High-valent metal site incorporated heterointerface catalysts for high-performance anion-exchange membrane water electrolysers

The design of heterointerface-structured catalysts with tunable active sites is critical to address the activity and durability challenges of water oxidation process. In this study, a novel interfacial engineering strategy based on the anionic diffusion-limited Kirkendall effect (KE) was employed for the synthesis of a FeCo/FeCoP with highvalent Fe (Fe+3.18) sites. Specifically, a model system of the FeCo/FeCoP heterointerface was obtained through the phosphidation of carbon-encapsulated FeCo nanoparticles. The highly efficient and stable oxygen evolution reaction (OER) performance of the FeCo/FeCoP catalyst was demonstrated in an anion-exchange membrane water electrolyser (12.26 A cm-2 at 2.0 V). Through density functional theory calculations, the high-valent Fe sites in the FeCo/FeCoP heterointerface were found to balance the adsorption energetics of the OER intermediates.
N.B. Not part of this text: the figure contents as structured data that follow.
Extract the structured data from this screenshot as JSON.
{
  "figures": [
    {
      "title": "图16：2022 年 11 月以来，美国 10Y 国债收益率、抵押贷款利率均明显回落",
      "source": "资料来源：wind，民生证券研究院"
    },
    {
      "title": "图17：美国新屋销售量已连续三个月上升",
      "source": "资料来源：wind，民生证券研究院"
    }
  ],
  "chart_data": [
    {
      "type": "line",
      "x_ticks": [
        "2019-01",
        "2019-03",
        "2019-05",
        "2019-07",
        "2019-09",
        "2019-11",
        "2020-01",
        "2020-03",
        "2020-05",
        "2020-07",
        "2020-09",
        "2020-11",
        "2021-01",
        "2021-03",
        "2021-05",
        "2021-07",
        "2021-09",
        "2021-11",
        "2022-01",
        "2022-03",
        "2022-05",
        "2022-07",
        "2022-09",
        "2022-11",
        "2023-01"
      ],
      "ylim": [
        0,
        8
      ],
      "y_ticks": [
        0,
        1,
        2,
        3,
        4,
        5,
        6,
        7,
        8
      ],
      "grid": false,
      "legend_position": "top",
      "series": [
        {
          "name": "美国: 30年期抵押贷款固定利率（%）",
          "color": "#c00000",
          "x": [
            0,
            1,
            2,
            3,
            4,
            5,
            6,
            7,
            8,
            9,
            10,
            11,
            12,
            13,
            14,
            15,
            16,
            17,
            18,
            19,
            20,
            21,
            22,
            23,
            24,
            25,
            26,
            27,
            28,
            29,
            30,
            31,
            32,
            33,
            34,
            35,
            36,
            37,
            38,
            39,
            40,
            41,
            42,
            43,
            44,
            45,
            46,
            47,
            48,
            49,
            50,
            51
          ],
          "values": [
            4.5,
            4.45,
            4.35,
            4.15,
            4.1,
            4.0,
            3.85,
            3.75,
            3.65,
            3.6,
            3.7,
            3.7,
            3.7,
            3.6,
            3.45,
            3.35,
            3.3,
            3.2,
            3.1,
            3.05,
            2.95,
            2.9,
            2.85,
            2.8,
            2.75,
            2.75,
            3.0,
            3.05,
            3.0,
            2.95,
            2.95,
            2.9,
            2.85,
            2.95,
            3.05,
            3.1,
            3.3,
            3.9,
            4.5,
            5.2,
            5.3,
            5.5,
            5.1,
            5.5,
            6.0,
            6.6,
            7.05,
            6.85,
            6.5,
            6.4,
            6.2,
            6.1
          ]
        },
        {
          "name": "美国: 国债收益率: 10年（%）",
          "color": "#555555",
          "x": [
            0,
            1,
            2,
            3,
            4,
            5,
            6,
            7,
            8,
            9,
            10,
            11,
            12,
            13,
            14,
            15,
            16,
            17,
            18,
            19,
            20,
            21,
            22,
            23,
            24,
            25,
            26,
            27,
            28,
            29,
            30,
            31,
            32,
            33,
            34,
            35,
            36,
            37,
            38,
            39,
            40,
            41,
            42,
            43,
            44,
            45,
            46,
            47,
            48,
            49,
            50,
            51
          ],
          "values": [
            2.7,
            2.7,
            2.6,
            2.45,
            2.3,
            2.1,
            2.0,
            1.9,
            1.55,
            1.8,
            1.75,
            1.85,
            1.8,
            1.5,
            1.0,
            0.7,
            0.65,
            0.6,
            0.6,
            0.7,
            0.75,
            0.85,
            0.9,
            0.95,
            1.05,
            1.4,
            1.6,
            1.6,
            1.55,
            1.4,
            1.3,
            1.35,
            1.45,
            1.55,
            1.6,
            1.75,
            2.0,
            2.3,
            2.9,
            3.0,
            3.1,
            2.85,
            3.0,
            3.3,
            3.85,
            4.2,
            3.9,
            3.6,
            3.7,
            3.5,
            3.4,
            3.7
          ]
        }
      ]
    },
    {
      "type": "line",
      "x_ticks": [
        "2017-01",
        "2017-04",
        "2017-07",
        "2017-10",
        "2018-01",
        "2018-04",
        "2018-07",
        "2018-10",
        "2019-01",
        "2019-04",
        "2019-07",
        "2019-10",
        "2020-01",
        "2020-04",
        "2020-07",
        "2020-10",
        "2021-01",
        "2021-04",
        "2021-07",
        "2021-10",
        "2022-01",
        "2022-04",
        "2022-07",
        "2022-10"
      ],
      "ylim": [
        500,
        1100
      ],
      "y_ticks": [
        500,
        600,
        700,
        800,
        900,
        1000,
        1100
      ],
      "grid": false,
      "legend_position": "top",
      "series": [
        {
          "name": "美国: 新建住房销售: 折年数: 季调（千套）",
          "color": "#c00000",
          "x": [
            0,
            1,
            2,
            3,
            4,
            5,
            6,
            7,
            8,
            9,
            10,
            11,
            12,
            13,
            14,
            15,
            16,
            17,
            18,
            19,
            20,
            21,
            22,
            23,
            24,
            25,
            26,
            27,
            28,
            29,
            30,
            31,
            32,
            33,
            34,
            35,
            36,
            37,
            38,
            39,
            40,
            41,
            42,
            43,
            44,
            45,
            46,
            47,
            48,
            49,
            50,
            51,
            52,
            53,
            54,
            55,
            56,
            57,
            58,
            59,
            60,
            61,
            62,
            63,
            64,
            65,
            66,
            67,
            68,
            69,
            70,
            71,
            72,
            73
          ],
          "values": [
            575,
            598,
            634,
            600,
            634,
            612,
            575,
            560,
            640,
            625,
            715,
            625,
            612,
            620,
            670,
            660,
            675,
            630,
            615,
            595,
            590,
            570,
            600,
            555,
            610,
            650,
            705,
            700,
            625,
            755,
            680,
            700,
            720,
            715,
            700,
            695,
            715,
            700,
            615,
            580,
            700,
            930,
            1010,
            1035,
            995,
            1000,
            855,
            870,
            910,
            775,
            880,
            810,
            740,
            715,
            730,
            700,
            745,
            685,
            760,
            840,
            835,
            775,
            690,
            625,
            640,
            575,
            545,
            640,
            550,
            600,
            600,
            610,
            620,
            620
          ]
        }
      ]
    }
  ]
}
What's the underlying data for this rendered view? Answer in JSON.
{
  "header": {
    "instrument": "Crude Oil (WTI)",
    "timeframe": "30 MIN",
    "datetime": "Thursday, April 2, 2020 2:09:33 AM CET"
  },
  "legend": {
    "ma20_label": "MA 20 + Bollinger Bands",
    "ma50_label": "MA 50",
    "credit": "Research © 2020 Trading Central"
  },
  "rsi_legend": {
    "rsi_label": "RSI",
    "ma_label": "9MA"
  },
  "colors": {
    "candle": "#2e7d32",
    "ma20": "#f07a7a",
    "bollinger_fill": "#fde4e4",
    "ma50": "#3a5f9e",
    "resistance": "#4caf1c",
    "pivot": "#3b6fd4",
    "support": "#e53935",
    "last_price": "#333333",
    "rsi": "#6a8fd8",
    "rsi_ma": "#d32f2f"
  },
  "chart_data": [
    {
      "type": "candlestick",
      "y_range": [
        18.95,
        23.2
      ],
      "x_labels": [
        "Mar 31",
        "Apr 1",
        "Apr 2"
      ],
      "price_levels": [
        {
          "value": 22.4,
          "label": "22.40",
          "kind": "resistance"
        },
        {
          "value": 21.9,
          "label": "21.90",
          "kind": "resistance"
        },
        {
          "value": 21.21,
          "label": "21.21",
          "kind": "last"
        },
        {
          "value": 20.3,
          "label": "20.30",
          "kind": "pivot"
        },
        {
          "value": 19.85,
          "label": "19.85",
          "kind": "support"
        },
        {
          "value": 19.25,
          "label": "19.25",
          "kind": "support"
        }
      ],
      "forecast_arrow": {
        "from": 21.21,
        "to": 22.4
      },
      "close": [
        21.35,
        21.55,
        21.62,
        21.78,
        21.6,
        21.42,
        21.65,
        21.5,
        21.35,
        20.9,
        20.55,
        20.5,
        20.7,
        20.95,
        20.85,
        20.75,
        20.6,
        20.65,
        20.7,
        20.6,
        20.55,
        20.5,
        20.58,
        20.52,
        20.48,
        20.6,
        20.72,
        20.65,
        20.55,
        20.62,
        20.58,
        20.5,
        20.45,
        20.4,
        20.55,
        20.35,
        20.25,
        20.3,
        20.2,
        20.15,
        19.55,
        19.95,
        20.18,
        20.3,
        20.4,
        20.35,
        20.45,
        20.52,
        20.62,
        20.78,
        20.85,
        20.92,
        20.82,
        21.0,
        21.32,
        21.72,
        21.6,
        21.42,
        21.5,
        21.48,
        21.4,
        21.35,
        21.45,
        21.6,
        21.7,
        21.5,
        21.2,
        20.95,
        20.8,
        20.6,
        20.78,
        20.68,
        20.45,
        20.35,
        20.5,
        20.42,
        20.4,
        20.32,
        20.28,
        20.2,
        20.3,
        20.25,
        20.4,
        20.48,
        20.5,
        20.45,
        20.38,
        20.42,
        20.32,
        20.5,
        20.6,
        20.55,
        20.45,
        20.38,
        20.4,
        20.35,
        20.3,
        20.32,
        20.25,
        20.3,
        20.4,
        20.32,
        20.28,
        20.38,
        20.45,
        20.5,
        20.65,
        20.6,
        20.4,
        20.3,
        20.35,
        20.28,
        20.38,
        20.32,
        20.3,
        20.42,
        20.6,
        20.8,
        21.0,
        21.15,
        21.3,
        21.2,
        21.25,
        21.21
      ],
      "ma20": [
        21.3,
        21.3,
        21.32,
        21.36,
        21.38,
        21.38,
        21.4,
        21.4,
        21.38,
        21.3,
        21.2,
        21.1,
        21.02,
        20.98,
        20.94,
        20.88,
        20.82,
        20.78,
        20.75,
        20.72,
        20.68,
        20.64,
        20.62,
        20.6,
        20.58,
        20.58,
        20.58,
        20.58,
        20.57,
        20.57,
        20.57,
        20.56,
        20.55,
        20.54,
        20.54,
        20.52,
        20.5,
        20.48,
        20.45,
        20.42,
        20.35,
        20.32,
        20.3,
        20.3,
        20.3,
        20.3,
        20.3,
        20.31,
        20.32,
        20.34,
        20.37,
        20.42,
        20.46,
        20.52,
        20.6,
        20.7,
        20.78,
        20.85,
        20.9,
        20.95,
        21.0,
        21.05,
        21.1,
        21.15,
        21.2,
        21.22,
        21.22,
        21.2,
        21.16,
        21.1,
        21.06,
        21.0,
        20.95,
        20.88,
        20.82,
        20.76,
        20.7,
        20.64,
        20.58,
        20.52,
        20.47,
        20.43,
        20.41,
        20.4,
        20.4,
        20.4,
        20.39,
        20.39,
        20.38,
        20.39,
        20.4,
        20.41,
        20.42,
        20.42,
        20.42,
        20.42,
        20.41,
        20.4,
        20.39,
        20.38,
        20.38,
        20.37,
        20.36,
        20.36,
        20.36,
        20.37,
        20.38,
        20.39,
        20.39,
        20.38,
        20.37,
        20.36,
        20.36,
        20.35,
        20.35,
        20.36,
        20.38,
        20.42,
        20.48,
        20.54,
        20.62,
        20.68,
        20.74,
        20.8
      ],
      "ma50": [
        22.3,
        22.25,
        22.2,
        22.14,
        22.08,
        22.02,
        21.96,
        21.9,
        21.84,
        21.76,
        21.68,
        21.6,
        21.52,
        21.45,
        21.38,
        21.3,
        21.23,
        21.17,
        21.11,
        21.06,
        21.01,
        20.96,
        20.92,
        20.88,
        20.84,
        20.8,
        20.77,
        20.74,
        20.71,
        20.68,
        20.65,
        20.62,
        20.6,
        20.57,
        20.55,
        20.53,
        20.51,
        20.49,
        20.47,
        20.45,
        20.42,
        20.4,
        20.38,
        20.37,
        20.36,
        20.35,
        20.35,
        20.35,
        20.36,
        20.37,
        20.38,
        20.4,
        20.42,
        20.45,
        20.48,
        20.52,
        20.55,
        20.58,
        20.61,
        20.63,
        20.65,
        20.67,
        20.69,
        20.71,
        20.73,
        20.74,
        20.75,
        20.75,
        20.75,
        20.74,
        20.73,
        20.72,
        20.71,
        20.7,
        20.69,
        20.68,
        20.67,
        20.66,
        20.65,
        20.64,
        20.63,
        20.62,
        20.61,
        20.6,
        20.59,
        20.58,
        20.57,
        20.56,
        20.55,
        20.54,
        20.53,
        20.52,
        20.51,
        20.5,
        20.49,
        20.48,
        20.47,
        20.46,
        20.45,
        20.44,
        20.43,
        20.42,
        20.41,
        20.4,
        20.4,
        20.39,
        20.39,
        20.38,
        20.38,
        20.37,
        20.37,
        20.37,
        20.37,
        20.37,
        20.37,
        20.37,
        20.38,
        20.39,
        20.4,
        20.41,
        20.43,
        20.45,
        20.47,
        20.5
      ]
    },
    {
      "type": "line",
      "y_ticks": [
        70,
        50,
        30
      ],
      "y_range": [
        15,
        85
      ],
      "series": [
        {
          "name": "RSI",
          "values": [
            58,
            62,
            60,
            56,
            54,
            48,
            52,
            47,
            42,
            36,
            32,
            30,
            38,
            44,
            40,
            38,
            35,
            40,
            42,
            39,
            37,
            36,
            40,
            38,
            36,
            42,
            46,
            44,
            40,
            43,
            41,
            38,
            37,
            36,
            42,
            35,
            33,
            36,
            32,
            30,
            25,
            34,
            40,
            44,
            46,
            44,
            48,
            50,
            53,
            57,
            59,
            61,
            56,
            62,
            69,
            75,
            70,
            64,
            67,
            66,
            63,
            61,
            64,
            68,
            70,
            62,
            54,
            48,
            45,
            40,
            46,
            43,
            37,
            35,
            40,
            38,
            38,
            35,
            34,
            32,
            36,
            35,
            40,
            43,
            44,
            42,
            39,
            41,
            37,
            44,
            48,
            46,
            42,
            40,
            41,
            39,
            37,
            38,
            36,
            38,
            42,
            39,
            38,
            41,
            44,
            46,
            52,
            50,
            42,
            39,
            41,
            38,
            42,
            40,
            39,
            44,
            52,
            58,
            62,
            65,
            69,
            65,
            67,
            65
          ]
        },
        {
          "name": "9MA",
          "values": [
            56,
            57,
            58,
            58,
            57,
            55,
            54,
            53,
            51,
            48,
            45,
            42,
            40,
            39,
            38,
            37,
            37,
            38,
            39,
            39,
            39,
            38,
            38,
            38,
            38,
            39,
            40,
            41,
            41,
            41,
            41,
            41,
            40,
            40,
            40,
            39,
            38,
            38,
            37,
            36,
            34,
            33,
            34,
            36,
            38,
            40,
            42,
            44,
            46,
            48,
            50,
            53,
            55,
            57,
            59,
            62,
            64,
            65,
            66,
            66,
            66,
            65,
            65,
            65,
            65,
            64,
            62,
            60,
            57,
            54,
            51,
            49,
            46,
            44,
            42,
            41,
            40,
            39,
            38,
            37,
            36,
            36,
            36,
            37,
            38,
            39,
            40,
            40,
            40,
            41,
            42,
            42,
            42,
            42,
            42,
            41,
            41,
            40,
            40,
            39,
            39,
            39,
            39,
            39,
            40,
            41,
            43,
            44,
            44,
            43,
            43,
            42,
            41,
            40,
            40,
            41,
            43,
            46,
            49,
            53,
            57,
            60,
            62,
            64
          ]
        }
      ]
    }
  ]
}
The structure-oxidation state-OER activity correlation of the FeCo/FeCoP catalysts demonstrated herein emphasises the significance of understanding the water oxidation chemistry of heterointerface-structured catalysts for their potential applications in different energy conversion devices.

Automated summary

The study demonstrates the design of heterointerface-structured catalysts with tunable active sites using an interfacial engineering strategy based on the anionic diffusion-limited Kirkendall effect. A FeCo/FeCoP catalyst with highvalent Fe sites was successfully synthesized through the phosphidation of carbon-encapsulated FeCo nanoparticles. The FeCo/FeCoP catalyst exhibited highly efficient and stable oxygen evolution reaction performance, highlighting the importance of understanding the water oxidation chemistry of heterointerface-structured catalysts for potential energy conversion applications.